Horst Oertel


Horst Oertel M.D., Emeritus Professor and Head of Pathology at McGill University, Montreal, he was well-known on both sides of the Atlantic. Five of his books are still published today as standard texts for students of Pathology.

Career

Horst Oertel was born in Dresden, Germany. His parents emigrated to New York City when he was fourteen. He studied Medicine at Yale University, graduating in 1894. His postgraduate studies in pathology were undertaken at the universities of Berlin, Leipzig and Würzburg. In Germany, he became greatly influenced by Rudolf Virchow. In 1907, Oertel returned to the United States when he was appointed director and chief pathologist of the Russell Sage Institute of Pathology in New York City. He later undertook a period of study at Guy's Hospital, London.
Oertel came to McGill University in 1914 on the recommendation of John George Adami, and was appointed acting Chair of Pathology in 1918 in consequence of Adami's continuing war service as Inspector of Canadian Hospitals in France.
Oertel succeeded Adami as Professor and head of department in 1919, an election which created much publicity due to his German origins, but despite strong opposition he received a strong vote of confidence from McGill and Adami alike. In the 1880s, McGill's pathology department had secured an international reputation of excellence under Sir William Osler, who appointed Adami to succeed him. But by the end of the First World War, the discipline and its faculties were ready for major developments, for which Oertel was brought in. In 1924, despite Maude Abbott's objections, he reorganized the Pathology Department and its Museum in time to coincide with their transfer from the Strathcona Medical Building to the newly constructed Pathological Institute.
Oertel continued to direct the pathology department with distinction, and continued until four years past the normal retirement age as Chancellor Sir Edward Beatty thought so highly of him that he would not hear of his being retired until 1938.

Reputation

Oertel excelled in teaching, bringing together his superior knowledge of Pathology, Philosophy and Humanities to his lectures.
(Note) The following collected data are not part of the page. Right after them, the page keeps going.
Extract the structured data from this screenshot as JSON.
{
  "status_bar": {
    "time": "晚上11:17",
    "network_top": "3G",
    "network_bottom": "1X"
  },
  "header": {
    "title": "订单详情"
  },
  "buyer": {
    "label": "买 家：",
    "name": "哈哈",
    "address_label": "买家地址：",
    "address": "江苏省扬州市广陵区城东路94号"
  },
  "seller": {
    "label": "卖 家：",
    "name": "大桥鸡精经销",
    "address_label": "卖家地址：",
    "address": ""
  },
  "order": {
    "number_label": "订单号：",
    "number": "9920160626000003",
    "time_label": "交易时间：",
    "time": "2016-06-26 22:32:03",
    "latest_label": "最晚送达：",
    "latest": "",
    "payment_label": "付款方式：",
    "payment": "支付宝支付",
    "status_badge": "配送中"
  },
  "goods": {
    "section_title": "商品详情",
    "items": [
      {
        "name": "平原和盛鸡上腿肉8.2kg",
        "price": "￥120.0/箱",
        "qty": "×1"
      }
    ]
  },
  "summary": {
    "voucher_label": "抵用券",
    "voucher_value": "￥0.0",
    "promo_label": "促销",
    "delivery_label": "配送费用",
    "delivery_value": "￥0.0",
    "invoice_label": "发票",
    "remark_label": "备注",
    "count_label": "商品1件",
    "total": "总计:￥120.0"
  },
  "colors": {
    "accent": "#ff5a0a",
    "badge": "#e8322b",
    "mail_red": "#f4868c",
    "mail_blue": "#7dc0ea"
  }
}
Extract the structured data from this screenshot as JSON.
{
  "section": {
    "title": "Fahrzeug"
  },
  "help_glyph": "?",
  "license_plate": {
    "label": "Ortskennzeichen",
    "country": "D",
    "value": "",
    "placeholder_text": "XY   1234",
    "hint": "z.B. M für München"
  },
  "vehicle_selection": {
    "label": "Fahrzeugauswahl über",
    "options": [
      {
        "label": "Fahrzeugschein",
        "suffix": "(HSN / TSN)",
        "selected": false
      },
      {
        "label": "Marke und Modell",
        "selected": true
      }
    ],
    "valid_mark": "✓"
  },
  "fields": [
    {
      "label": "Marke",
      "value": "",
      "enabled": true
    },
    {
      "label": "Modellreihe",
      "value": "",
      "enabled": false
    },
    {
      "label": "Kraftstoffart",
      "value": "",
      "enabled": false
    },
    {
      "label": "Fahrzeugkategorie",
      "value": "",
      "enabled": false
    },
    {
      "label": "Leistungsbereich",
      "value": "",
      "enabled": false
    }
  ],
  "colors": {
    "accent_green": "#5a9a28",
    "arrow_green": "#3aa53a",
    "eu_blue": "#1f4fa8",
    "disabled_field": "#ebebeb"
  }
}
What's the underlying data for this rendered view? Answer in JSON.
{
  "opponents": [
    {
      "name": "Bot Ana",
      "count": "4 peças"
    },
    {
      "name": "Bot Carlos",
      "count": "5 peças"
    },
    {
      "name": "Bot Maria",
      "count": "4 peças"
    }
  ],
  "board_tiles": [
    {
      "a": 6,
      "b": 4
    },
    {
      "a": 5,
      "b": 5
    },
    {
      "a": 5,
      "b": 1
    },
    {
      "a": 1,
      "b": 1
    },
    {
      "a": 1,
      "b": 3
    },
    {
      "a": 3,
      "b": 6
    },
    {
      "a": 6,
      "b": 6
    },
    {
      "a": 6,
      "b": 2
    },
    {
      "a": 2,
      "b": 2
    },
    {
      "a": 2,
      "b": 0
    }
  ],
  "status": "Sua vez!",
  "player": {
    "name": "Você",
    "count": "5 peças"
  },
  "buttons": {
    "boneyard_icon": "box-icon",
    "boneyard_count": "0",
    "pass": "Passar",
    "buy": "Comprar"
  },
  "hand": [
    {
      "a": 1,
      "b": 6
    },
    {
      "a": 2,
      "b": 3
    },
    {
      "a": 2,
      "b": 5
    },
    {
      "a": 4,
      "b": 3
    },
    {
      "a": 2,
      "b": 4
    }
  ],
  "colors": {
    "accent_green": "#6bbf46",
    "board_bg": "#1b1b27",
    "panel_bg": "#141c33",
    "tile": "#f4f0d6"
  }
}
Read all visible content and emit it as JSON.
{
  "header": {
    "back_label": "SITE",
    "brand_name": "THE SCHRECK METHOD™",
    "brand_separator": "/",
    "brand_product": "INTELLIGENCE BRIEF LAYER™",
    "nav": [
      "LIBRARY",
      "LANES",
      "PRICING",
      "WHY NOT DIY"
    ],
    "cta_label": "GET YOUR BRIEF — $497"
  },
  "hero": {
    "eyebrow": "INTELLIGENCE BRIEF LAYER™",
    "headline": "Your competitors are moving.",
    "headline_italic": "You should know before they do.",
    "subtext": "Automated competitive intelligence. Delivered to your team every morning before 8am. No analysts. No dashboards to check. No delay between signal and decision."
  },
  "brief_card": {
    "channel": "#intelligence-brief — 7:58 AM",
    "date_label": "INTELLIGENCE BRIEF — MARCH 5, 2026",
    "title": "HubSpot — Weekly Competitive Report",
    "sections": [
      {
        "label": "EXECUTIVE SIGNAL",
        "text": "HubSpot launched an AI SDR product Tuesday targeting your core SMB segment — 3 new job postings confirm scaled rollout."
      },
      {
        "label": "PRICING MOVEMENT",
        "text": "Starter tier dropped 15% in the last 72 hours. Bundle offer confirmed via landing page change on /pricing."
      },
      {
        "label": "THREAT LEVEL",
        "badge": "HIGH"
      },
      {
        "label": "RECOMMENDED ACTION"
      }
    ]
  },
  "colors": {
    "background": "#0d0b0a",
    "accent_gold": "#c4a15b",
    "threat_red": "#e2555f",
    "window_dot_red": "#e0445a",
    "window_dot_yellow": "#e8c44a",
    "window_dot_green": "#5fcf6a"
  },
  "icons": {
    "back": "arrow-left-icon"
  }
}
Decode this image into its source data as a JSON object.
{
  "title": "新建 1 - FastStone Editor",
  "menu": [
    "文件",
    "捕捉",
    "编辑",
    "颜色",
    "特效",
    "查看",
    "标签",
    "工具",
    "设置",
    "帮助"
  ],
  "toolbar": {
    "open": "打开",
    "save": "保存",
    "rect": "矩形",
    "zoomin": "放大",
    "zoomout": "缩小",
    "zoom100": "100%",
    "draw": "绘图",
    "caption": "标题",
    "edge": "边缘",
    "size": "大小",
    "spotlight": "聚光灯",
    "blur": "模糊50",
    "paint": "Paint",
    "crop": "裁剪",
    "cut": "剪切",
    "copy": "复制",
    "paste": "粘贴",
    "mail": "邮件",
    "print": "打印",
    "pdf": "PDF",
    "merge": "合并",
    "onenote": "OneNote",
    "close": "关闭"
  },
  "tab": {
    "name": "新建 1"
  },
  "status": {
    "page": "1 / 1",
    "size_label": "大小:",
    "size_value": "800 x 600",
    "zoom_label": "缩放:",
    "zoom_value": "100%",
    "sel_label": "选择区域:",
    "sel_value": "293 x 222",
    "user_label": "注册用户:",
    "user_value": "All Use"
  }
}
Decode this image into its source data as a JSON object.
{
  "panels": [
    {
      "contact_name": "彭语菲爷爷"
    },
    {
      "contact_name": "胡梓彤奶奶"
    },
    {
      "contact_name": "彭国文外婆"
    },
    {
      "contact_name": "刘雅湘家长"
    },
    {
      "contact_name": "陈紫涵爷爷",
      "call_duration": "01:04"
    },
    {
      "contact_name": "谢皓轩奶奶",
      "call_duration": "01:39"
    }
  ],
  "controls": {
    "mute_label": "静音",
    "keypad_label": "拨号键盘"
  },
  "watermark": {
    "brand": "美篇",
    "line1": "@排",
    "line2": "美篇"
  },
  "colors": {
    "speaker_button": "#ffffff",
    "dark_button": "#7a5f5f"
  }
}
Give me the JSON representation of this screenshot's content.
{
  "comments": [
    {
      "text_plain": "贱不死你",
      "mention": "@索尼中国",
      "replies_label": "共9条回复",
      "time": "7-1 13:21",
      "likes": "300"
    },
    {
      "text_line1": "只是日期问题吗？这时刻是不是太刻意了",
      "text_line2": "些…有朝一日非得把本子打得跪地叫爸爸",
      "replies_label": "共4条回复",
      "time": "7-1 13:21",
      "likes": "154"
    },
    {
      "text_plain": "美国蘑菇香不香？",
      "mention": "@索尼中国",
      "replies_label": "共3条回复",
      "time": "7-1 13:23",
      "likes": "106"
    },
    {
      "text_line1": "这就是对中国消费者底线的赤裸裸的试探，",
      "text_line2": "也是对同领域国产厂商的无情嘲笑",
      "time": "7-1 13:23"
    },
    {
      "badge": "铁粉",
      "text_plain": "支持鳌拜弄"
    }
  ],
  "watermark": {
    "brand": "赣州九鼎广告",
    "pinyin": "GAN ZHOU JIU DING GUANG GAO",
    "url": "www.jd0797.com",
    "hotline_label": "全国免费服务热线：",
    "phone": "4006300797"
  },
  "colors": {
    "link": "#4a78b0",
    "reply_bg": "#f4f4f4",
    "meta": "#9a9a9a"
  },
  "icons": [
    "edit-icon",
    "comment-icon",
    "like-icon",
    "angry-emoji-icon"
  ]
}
He was held in great respect by his students, but he was unpopular with staff internists and surgeons as he strongly believed that pathology was not the handmaiden of medicine and surgery.
His life centred on McGill University, and yet strangely he did not feel obliged to help his fellow staff members if it did not suit him, particularly when it involved cooperation with the research interests of the clinicians. He befriended Sir Vincent Meredith, President of the Royal Victoria Hospital, Montreal, and in the early 1920s defended Meredith's arbitrary appointments that were in the interests of the Royal Vic and not McGill. He was compliant in the Sir Henry Gray affair and later refused to help Wilder Penfield when he was looking for laboratory space for his neuropathology interests. Neither of these events endeared Oertel to his associates.
As a Pathologist, Oertel's first class reputation remains to this day. No less than five of his books are standard texts for students of Pathology and still published today, seventy years after his retirement from McGill and fifty years after his death. He lived between his apartments at the University Club and the Ritz-Carlton Montreal. He died a bachelor in London, England.